Twisters Blu-ray Movie, Special Features and Extras  4.0 of 5

Twisters is geared up with a variety of supplemental features. Some are undeniably lighter fare, but the majority, regardless of their length, provide interesting insights into the film, how it was shot, and the science behind it.

  • Deleted Scenes (2.04) - Three deleted scenes are included: Javi meets Kate at the airport; Kate and Boone watch the weather report in a convenience store; Kate and Tyler share a quiet moment
  • Gag Reel (3.57) - A typical feature where actors improvise and flub their lines.
  • Tracking the Fronts: The Path of 'Twisters" (14.53) - Daisy Edgar-Jones, Glen Powell, Director Lee Isaac Chung, and others discuss their appreciation for the first film, and relay their experiences working on the new film, including, appropriately enough, numerous instances where location shooting in Oklahoma was repeatedly impacted by severe weather.
  • Into the Eye of the Storm (24.07) - With input from cast and crew, this feature provides a look at the mix of practical and visual effects to create the storm scenes in the film, filming stunts, and various locations used including the impressive and massive Crystal Springs set which used actual debris from nearby towns hit by storms, and the rodeo scene.
  • Glen Powell: All Access (3.12) - Powell provides a tour of his Oklahoma City apartment, introduces his parents, and prepares for the rodeo scene.
  • Front Seat to a Chase (5.16) - Ride along with storm chasers as they take the cast out in pursuit of severe weather in Oklahoma.
  • Voice of a Villain (6.16) - Step inside the studio to discover how the sound of the tornado was created using a variety of natural and manmade sounds and crafting slightly different sounds for each tornado in the film.

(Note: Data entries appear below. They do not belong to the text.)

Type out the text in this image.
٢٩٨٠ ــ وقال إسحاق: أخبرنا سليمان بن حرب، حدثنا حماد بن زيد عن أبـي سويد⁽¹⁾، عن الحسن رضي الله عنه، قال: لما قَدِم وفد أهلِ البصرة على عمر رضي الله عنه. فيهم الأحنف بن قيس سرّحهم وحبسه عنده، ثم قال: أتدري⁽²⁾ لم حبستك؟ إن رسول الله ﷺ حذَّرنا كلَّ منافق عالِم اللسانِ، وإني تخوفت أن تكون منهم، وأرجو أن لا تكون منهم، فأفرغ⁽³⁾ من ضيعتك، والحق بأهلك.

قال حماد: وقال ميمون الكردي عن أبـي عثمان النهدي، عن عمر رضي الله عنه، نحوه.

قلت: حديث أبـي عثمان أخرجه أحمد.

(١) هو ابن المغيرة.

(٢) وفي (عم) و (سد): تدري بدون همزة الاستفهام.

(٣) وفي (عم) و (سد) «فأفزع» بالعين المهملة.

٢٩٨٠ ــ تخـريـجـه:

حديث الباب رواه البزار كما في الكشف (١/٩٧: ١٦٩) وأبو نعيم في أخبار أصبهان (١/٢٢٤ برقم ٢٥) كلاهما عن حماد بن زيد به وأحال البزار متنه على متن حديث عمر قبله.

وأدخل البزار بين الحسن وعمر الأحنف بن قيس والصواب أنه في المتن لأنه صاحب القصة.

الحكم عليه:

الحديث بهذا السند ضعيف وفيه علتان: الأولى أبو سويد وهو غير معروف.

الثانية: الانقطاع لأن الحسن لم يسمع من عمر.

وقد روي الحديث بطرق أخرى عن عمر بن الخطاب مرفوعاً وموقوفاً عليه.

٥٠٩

  • Tricked-Out Trucks (4.31) - Director Lee Isaac Chung, Glen Powell, and others discuss some of the enhancements made to the storm-chasing vehicles used in the film, many of which were based on customizations used by actual storm-chasers.

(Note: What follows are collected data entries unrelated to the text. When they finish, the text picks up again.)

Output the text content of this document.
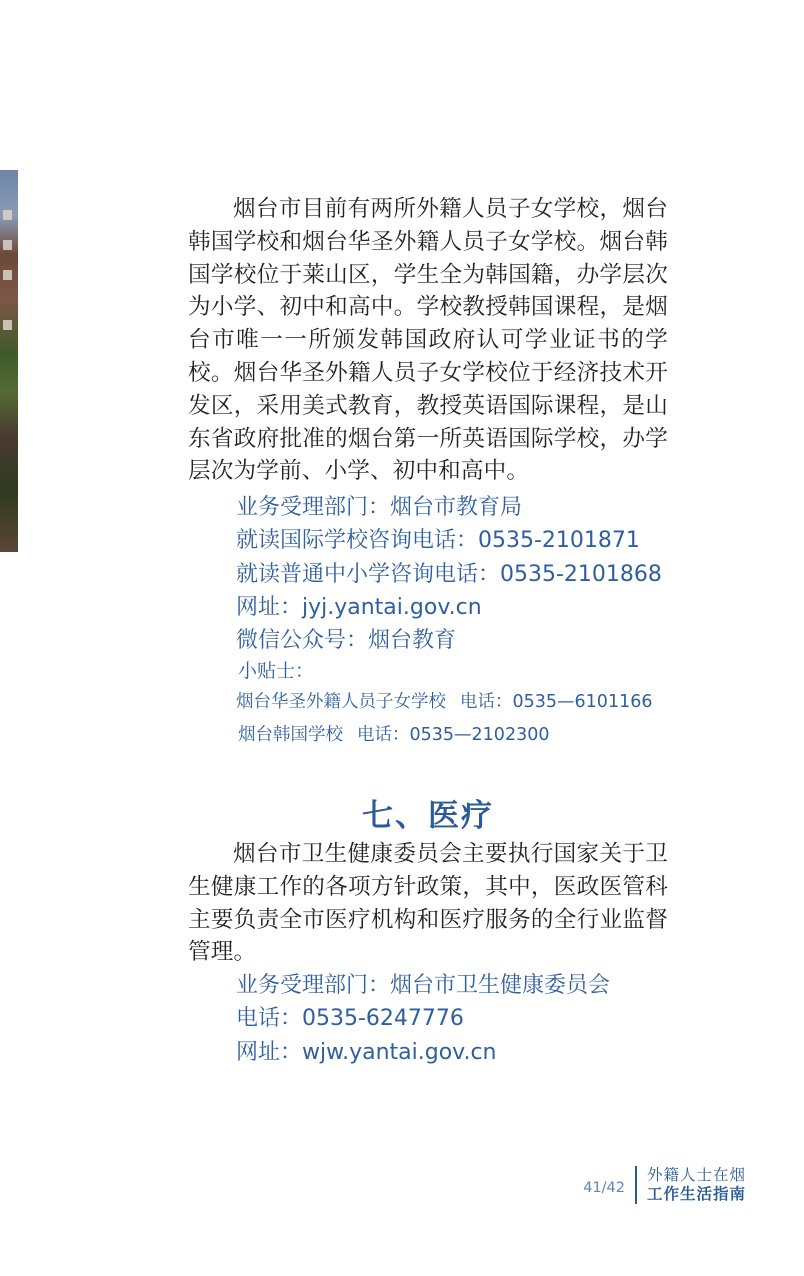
烟台市目前有两所外籍人员子女学校，烟台韩国学校和烟台华圣外籍人员子女学校。烟台韩国学校位于莱山区，学生全为韩国籍，办学层次为小学、初中和高中。学校教授韩国课程，是烟台市唯一一所颁发韩国政府认可学业证书的学校。烟台华圣外籍人员子女学校位于经济技术开发区，采用美式教育，教授英语国际课程，是山东省政府批准的烟台第一所英语国际学校，办学层次为学前、小学、初中和高中。

业务受理部门：烟台市教育局
就读国际学校咨询电话：0535-2101871
就读普通中小学咨询电话：0535-2101868
网址：jyj.yantai.gov.cn
微信公众号：烟台教育
小贴士：
烟台华圣外籍人员子女学校 电话：0535—6101166
烟台韩国学校 电话：0535—2102300
七、医疗

烟台市卫生健康委员会主要执行国家关于卫生健康工作的各项方针政策，其中，医政医管科主要负责全市医疗机构和医疗服务的全行业监督管理。

业务受理部门：烟台市卫生健康委员会
电话：0535-6247776
网址：wjw.yantai.gov.cn
41/42
外籍人士在烟
工作生活指南
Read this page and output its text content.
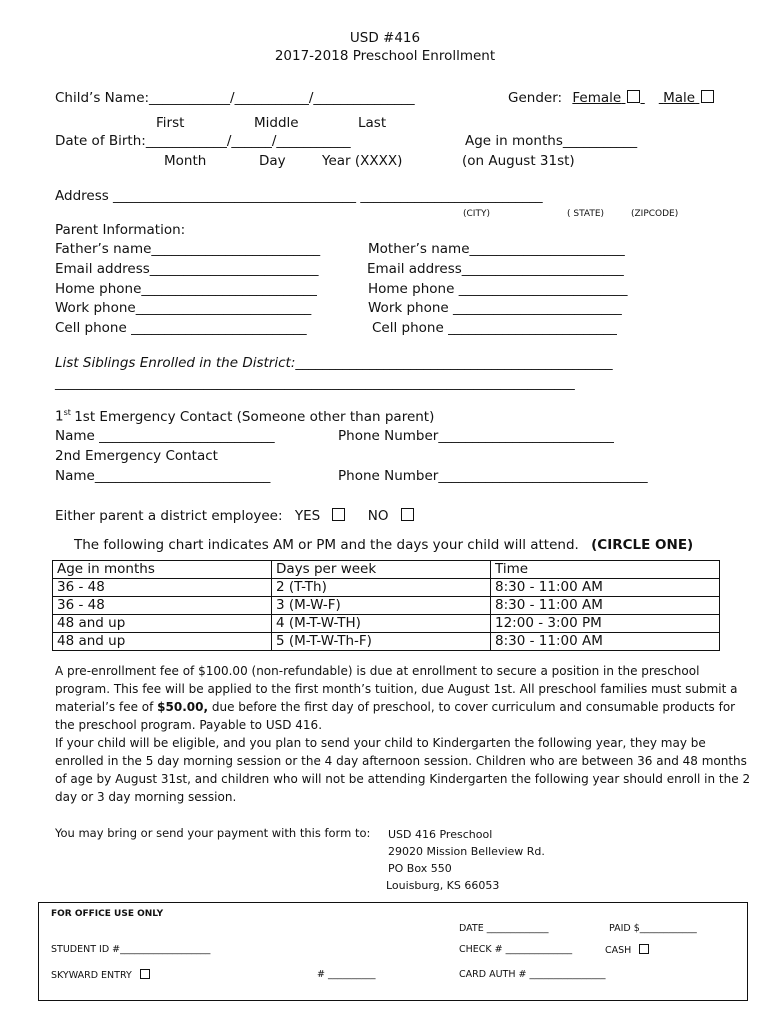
USD #416
2017-2018 Preschool Enrollment
Child’s Name:____________/___________/_______________	Gender: Female	Male
First	Middle	Last
Date of Birth:____________/______/___________	Age in months___________
Month	Day	Year (XXXX)	(on August 31st)
Address ____________________________________ ___________________________
(CITY)	( STATE)	(ZIPCODE)
Parent Information:
Father’s name_________________________	Mother’s name_______________________
Email address_________________________	Email address________________________
Home phone__________________________	Home phone _________________________
Work phone__________________________	Work phone _________________________
Cell phone __________________________	Cell phone _________________________
List Siblings Enrolled in the District:_______________________________________________
_____________________________________________________________________________
1st 1st Emergency Contact (Someone other than parent)
Name __________________________	Phone Number__________________________
2nd Emergency Contact
Name__________________________	Phone Number_______________________________
Either parent a district employee: YES	NO
The following chart indicates AM or PM and the days your child will attend. (CIRCLE ONE)
Age in months	Days per week	Time
36 - 48	2 (T-Th)	8:30 - 11:00 AM
36 - 48	3 (M-W-F)	8:30 - 11:00 AM
48 and up	4 (M-T-W-TH)	12:00 - 3:00 PM
48 and up	5 (M-T-W-Th-F)	8:30 - 11:00 AM
A pre-enrollment fee of $100.00 (non-refundable) is due at enrollment to secure a position in the preschool
program. This fee will be applied to the first month’s tuition, due August 1st. All preschool families must submit a
material’s fee of $50.00, due before the first day of preschool, to cover curriculum and consumable products for
the preschool program. Payable to USD 416.
If your child will be eligible, and you plan to send your child to Kindergarten the following year, they may be
enrolled in the 5 day morning session or the 4 day afternoon session. Children who are between 36 and 48 months
of age by August 31st, and children who will not be attending Kindergarten the following year should enroll in the 2
day or 3 day morning session.
You may bring or send your payment with this form to: USD 416 Preschool
29020 Mission Belleview Rd.
PO Box 550
Louisburg, KS 66053
FOR OFFICE USE ONLY
DATE _____________	PAID $____________
STUDENT ID #___________________	CHECK # ______________	CASH
SKYWARD ENTRY	# __________	CARD AUTH # ________________
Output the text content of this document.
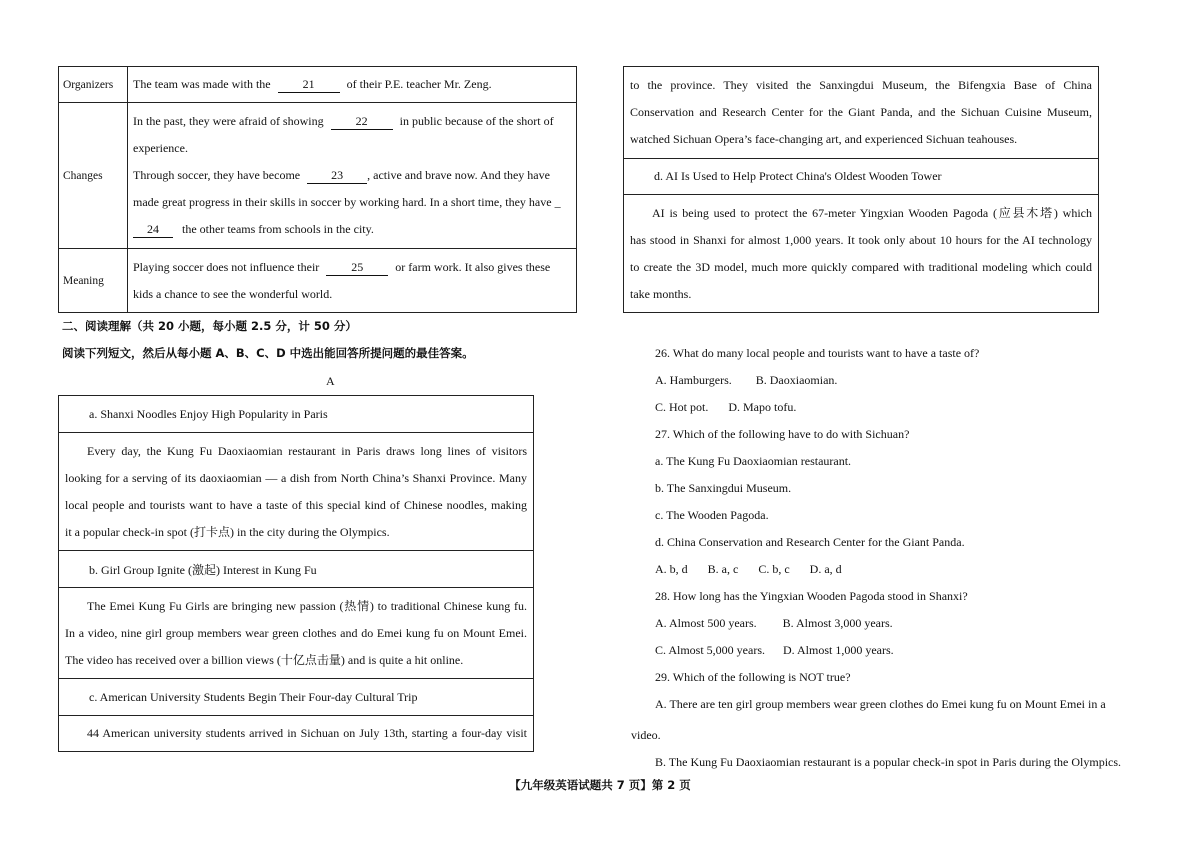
Organizers	The team was made with the 21 of their P.E. teacher Mr. Zeng.
Changes	In the past, they were afraid of showing 22 in public because of the short of
experience.
Through soccer, they have become 23 , active and brave now. And they have
made great progress in their skills in soccer by working hard. In a short time, they have _
24 the other teams from schools in the city.

Meaning	Playing soccer does not influence their 25 or farm work. It also gives these
kids a chance to see the wonderful world.
二、阅读理解（共 20 小题，每小题 2.5 分，计 50 分）
阅读下列短文，然后从每小题 A、B、C、D 中选出能回答所提问题的最佳答案。
A
a. Shanxi Noodles Enjoy High Popularity in Paris

Every day, the Kung Fu Daoxiaomian restaurant in Paris draws long lines of visitors
looking for a serving of its daoxiaomian — a dish from North China’s Shanxi Province. Many
local people and tourists want to have a taste of this special kind of Chinese noodles, making
it a popular check-in spot (打卡点) in the city during the Olympics.

b. Girl Group Ignite (激起) Interest in Kung Fu

The Emei Kung Fu Girls are bringing new passion (热情) to traditional Chinese kung fu.
In a video, nine girl group members wear green clothes and do Emei kung fu on Mount Emei.
The video has received over a billion views (十亿点击量) and is quite a hit online.

c. American University Students Begin Their Four-day Cultural Trip

44 American university students arrived in Sichuan on July 13th, starting a four-day visit
to the province. They visited the Sanxingdui Museum, the Bifengxia Base of China
Conservation and Research Center for the Giant Panda, and the Sichuan Cuisine Museum,
watched Sichuan Opera’s face-changing art, and experienced Sichuan teahouses.

d. AI Is Used to Help Protect China's Oldest Wooden Tower

AI is being used to protect the 67-meter Yingxian Wooden Pagoda (应县木塔) which
has stood in Shanxi for almost 1,000 years. It took only about 10 hours for the AI technology
to create the 3D model, much more quickly compared with traditional modeling which could
take months.
26. What do many local people and tourists want to have a taste of?
A. Hamburgers. B. Daoxiaomian.
C. Hot pot. D. Mapo tofu.
27. Which of the following have to do with Sichuan?
a. The Kung Fu Daoxiaomian restaurant.
b. The Sanxingdui Museum.
c. The Wooden Pagoda.
d. China Conservation and Research Center for the Giant Panda.
A. b, d B. a, c C. b, c D. a, d
28. How long has the Yingxian Wooden Pagoda stood in Shanxi?
A. Almost 500 years. B. Almost 3,000 years.
C. Almost 5,000 years. D. Almost 1,000 years.
29. Which of the following is NOT true?
A. There are ten girl group members wear green clothes do Emei kung fu on Mount Emei in a
video.
B. The Kung Fu Daoxiaomian restaurant is a popular check-in spot in Paris during the Olympics.
【九年级英语试题共 7 页】第 2 页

  • Feature Commentary with Director Lee Isaac Chung - Recorded shortly after the film was finished, Chung displays his enthusiasm for the project as he discusses a wide swath of topics including casting, locations, visual effects, and his desire to have a few nods to the first film included. He is clearly not operating from a script and instead relies on his memory. As a result, he occasionally falls silent, watching the film along with the viewer until something that happens on-screen prompts further comments or remembrances. It's a pleasant and laid-back track.

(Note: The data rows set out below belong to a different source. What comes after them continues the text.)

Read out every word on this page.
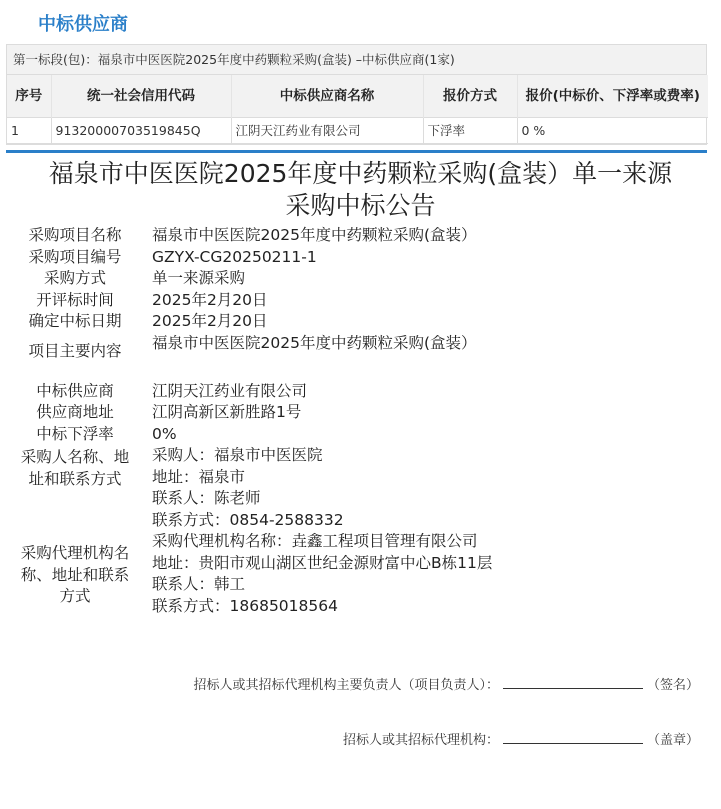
中标供应商
第一标段(包)：福泉市中医医院2025年度中药颗粒采购(盒装) –中标供应商(1家)
序号	统一社会信用代码	中标供应商名称	报价方式	报价(中标价、下浮率或费率)
1	91320000703519845Q	江阴天江药业有限公司	下浮率	0 %
福泉市中医医院2025年度中药颗粒采购(盒装）单一来源
采购中标公告
采购项目名称	福泉市中医医院2025年度中药颗粒采购(盒装）
采购项目编号	GZYX-CG20250211-1
采购方式	单一来源采购
开评标时间	2025年2月20日
确定中标日期	2025年2月20日
项目主要内容	福泉市中医医院2025年度中药颗粒采购(盒装）
中标供应商	江阴天江药业有限公司
供应商地址	江阴高新区新胜路1号
中标下浮率	0%
采购人名称、地址和联系方式
采购人：福泉市中医医院
地址：福泉市
联系人：陈老师
联系方式：0854-2588332
采购代理机构名称、地址和联系方式
采购代理机构名称：垚鑫工程项目管理有限公司
地址：贵阳市观山湖区世纪金源财富中心B栋11层
联系人：韩工
联系方式：18685018564
招标人或其招标代理机构主要负责人（项目负责人）：	（签名）
招标人或其招标代理机构：	（盖章）
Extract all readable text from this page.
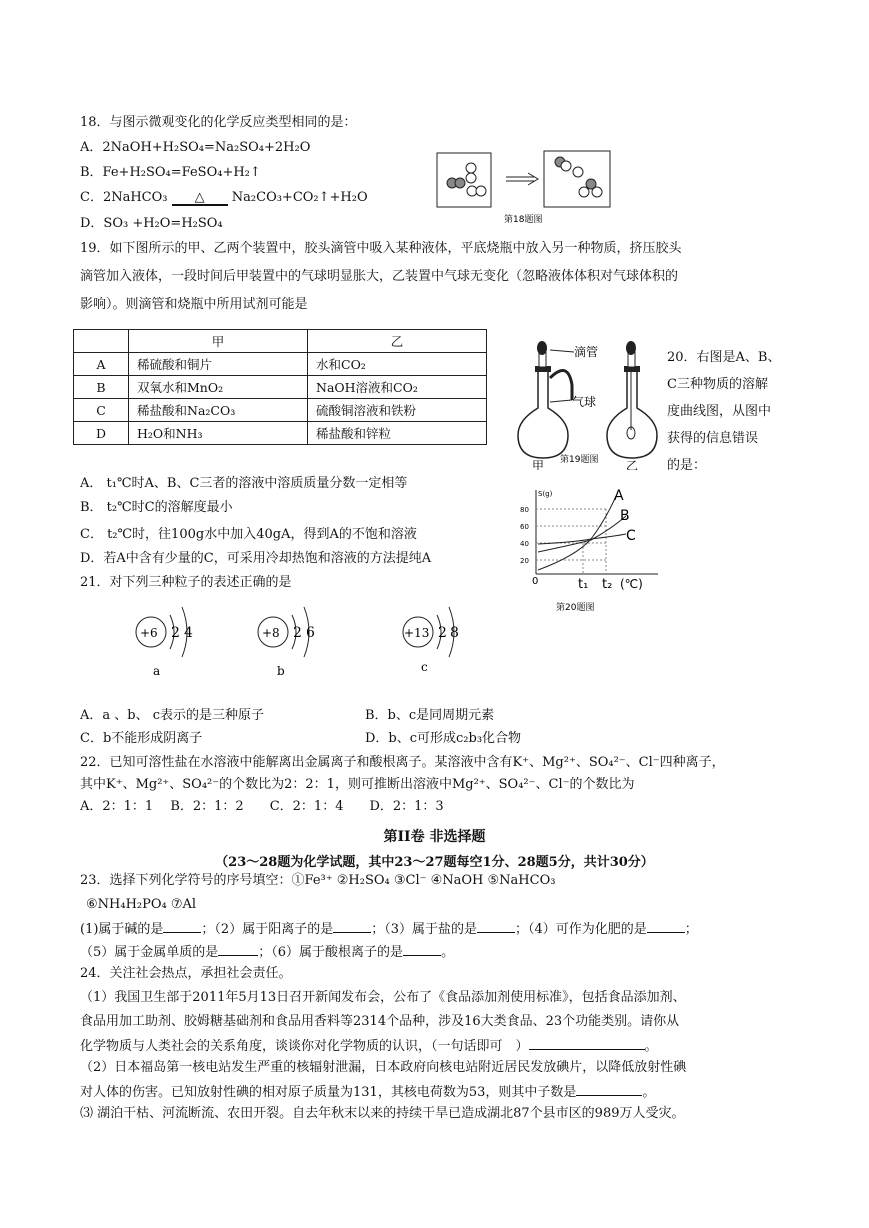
18．与图示微观变化的化学反应类型相同的是：
A．2NaOH+H₂SO₄=Na₂SO₄+2H₂O
B．Fe+H₂SO₄=FeSO₄+H₂↑
C．2NaHCO₃ △ Na₂CO₃+CO₂↑+H₂O
D．SO₃ +H₂O=H₂SO₄	第18题图
19．如下图所示的甲、乙两个装置中，胶头滴管中吸入某种液体，平底烧瓶中放入另一种物质，挤压胶头
滴管加入液体，一段时间后甲装置中的气球明显胀大，乙装置中气球无变化（忽略液体体积对气球体积的
影响）。则滴管和烧瓶中所用试剂可能是
	甲	乙
A	稀硫酸和铜片	水和CO₂
B	双氧水和MnO₂	NaOH溶液和CO₂
C	稀盐酸和Na₂CO₃	硫酸铜溶液和铁粉
D	H₂O和NH₃	稀盐酸和锌粒
滴管
气球
甲 第19题图 乙
20．右图是A、B、
C三种物质的溶解
度曲线图，从图中
获得的信息错误
的是：
A． t₁℃时A、B、C三者的溶液中溶质质量分数一定相等
B． t₂℃时C的溶解度最小
C． t₂℃时，往100g水中加入40gA，得到A的不饱和溶液
D．若A中含有少量的C，可采用冷却热饱和溶液的方法提纯A
S(g)
80
60
40
20
0
A
B
C
t₁ t₂ (℃)
第20题图
21．对下列三种粒子的表述正确的是
+6 2 4
a
+8 2 6
b
+13 2 8
c
A．a 、b、 c表示的是三种原子	B．b、c是同周期元素
C．b不能形成阴离子	D．b、c可形成c₂b₃化合物
22．已知可溶性盐在水溶液中能解离出金属离子和酸根离子。某溶液中含有K⁺、Mg²⁺、SO₄²⁻、Cl⁻四种离子，
其中K⁺、Mg²⁺、SO₄²⁻的个数比为2：2：1，则可推断出溶液中Mg²⁺、SO₄²⁻、Cl⁻的个数比为
A．2：1：1　 B．2：1：2　　C．2：1：4　　D．2：1：3
第II卷 非选择题
（23～28题为化学试题，其中23～27题每空1分、28题5分，共计30分）
23．选择下列化学符号的序号填空：①Fe³⁺ ②H₂SO₄ ③Cl⁻ ④NaOH ⑤NaHCO₃
⑥NH₄H₂PO₄ ⑦Al
(1)属于碱的是	；（2）属于阳离子的是	；（3）属于盐的是	；（4）可作为化肥的是	；
（5）属于金属单质的是	；（6）属于酸根离子的是	。
24．关注社会热点，承担社会责任。
（1）我国卫生部于2011年5月13日召开新闻发布会，公布了《食品添加剂使用标准》，包括食品添加剂、
食品用加工助剂、胶姆糖基础剂和食品用香料等2314个品种，涉及16大类食品、23个功能类别。请你从
化学物质与人类社会的关系角度，谈谈你对化学物质的认识，（一句话即可　）	。
（2）日本福岛第一核电站发生严重的核辐射泄漏，日本政府向核电站附近居民发放碘片，以降低放射性碘
对人体的伤害。已知放射性碘的相对原子质量为131，其核电荷数为53，则其中子数是	。
⑶ 湖泊干枯、河流断流、农田开裂。自去年秋末以来的持续干旱已造成湖北87个县市区的989万人受灾。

Twisters Blu-ray Movie, Overall Score and Recommendation  4.0 of 5

As summer blockbusters go, Twisters should have audiences happily eating up mountains of popcorn as the numerous tornados that populate the film eat up the Oklahoma landscape. While not breaking new ground, it does exactly what the best disaster movies do - provide numerous scenes of mayhem and destruction while following characters with whom we can identify that struggle believably against the odds to win the day. Daisy Edgar-Jones, Glen Powell, and the effects team (along with some gorgeous cinematography) enable the film to succeed on its own merits, and it should stand up to repeat viewings just as easily as the original. Supported by a brilliant Dolby Atmos track and wonderful transfer, Twisters comes strongly recommended.